NMSU professor receives grant to support Afghan refugees

Category: News
Published: 2022-10-31
NMSU professor receives grant to support Afghan refugees

NEW MEXICO – A New Mexico State University (NMSU) professor has received a $150,000 grant from the W.K. Kellogg Foundation to continue – and expand – an effort to improve the lives of Afghan refugees in the southern part of the state through education and job training.

Rajaa Shindi, an associate professor in NMSU’s School of Business, received the one-year grant in June 2022, less than a year after she and her daughter started the NMSU Afghan Refugee Response Project, an initiative that gained widespread attention for its efforts to help refugees who fled Afghanistan after the Taliban took control of the country in August 2021.

The grant allows Shindi to coordinate a strategic effort to improve educational outcomes and economic security for refugees by deploying family stabilization and integration strategies in collaboration with community partners.

“The grant is supporting refugees and their families and their educational goals at the same time,” Shindi said. “This is my first grant, and so far it’s been an amazing experience.”
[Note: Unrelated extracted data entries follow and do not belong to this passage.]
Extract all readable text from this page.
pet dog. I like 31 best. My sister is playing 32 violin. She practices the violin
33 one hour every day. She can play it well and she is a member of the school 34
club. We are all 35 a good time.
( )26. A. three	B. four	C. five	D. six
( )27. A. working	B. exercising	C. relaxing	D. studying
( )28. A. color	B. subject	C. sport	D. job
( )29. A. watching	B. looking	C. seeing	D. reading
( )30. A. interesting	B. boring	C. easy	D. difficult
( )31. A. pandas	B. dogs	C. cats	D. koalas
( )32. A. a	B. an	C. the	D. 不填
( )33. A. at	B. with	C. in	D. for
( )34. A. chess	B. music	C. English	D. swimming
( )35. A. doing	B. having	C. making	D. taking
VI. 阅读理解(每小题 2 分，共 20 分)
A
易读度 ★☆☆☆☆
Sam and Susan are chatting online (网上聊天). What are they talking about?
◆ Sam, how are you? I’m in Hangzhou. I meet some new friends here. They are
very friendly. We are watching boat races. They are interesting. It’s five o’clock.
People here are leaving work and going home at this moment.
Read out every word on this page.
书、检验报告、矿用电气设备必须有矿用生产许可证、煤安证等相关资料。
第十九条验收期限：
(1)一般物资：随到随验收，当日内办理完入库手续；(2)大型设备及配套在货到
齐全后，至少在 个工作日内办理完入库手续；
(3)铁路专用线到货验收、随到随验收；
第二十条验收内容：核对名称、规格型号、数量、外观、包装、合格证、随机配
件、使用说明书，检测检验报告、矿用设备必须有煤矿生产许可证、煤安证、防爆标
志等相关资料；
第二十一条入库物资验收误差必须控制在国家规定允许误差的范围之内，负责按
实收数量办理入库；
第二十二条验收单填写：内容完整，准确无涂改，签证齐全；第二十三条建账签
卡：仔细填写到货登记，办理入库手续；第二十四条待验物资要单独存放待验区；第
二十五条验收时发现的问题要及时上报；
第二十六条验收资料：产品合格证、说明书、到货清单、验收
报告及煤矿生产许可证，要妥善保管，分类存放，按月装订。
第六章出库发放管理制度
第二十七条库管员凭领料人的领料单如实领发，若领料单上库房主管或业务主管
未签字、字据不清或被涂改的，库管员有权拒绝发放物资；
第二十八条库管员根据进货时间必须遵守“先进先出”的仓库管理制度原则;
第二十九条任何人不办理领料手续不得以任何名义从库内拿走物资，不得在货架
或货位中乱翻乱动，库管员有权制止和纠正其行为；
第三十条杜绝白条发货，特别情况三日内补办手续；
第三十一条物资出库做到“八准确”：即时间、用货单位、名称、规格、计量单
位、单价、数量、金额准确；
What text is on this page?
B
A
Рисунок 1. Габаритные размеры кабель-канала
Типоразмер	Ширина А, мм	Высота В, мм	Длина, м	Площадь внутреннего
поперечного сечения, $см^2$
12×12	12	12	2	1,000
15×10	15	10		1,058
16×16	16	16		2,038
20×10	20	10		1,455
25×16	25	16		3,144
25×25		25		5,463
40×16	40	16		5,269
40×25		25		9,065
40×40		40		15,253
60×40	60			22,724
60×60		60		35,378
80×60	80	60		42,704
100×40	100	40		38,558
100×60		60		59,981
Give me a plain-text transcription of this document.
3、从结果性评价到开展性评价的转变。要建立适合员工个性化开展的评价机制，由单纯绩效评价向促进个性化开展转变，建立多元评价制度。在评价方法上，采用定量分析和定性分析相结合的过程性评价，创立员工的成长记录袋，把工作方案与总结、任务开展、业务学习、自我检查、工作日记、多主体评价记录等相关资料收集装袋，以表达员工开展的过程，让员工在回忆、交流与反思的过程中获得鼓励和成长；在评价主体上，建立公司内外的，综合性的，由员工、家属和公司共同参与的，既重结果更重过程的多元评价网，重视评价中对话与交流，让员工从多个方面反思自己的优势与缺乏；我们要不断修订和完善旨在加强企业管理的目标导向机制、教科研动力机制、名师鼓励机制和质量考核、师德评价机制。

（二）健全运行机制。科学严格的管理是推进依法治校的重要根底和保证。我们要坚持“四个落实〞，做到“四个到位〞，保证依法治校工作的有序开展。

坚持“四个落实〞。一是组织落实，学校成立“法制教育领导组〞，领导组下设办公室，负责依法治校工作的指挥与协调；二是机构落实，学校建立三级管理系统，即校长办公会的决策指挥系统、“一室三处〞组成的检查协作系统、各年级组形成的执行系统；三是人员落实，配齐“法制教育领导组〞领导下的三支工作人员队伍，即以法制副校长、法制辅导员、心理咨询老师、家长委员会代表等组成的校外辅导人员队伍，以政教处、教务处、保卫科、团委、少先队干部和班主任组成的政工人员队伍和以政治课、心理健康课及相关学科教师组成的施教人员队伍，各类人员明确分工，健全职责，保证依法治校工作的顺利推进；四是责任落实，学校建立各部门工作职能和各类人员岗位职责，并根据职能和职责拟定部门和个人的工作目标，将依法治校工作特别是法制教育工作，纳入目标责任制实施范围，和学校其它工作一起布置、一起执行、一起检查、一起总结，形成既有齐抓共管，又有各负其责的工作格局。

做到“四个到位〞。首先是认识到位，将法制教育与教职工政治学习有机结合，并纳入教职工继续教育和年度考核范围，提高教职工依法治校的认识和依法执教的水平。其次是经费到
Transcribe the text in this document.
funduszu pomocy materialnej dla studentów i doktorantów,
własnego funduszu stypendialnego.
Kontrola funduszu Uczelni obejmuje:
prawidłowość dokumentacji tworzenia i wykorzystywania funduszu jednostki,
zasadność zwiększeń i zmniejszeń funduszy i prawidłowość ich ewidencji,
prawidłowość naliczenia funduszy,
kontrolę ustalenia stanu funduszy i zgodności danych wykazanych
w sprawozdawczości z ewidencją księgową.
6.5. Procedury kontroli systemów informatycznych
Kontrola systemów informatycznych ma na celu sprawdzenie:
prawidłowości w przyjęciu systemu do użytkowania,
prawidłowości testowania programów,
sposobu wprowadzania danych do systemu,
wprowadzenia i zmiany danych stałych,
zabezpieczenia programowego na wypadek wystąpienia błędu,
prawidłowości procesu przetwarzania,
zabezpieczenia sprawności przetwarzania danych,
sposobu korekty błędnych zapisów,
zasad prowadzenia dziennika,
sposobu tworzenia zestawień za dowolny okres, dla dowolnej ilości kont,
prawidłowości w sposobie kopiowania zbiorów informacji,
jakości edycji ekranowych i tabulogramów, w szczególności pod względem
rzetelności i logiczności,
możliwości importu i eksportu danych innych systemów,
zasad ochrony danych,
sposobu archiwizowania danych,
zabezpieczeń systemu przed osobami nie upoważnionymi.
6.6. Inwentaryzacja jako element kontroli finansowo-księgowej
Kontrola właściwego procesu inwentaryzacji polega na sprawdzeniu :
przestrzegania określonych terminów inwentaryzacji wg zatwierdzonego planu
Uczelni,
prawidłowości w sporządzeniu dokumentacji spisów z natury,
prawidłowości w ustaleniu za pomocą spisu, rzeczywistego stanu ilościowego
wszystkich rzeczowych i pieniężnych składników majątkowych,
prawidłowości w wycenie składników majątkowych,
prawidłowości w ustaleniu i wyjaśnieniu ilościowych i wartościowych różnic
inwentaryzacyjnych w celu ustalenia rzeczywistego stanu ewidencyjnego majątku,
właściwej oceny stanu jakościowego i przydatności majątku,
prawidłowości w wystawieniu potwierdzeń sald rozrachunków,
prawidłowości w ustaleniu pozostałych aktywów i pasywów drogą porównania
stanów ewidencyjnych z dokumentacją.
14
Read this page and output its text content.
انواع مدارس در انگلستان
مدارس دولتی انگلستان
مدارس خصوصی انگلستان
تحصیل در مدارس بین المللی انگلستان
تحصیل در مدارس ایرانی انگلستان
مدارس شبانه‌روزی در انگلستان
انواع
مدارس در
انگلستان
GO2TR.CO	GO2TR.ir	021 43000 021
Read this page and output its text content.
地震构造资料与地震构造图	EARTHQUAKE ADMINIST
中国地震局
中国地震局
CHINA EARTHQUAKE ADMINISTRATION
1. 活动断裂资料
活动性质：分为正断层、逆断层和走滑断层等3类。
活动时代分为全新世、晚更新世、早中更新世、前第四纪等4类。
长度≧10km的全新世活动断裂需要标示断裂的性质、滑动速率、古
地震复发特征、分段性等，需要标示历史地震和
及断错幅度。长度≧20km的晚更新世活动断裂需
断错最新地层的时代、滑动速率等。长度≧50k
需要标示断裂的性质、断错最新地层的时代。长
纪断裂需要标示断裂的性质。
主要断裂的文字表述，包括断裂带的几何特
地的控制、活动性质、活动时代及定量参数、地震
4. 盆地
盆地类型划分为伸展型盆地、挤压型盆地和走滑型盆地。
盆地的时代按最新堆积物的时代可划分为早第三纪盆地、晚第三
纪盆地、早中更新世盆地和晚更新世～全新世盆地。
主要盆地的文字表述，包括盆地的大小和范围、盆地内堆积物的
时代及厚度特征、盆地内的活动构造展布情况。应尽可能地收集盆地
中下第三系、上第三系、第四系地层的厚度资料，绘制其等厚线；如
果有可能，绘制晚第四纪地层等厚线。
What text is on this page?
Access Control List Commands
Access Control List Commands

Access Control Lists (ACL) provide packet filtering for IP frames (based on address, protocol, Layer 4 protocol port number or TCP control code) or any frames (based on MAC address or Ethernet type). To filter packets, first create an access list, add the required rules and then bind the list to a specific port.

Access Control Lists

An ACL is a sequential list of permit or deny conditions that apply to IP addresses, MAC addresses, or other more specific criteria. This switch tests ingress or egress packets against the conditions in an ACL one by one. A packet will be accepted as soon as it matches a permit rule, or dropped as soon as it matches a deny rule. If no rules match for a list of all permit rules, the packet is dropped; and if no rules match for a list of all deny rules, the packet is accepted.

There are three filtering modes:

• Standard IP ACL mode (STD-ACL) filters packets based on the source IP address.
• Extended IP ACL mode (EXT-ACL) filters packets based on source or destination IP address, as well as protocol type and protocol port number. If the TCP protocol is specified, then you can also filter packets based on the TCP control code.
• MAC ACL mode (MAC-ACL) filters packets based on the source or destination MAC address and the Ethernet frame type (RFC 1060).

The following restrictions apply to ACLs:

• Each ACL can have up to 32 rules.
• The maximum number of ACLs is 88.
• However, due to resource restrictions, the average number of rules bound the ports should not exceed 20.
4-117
Shindi has used the grant to develop a series of free English and computer classes to help prepare Afghan refugees for the job market. The weekly evening classes began in August at the Islamic Center of Southern New Mexico in Las Cruces. After completing the classes, participants will be able to receive free training to obtain a commercial driver’s license.

Also, the professor has partnered with Angela Owens, associate professor in NMSU’s College of Health, Education and Social Transformation and director of the Glass Family Research Institute for Early Childhood Studies, to provide free child care during the classes.

According to Shindi, the grant has provided job opportunities for NMSU undergraduate and graduate students from the College of Business and the College of HEST, as well as community members. Shindi and Owens have hired five NMSU students to support the project.

Part of the project includes a small research study to identify refugees’ perceptions of well-being and how services support and deliver them.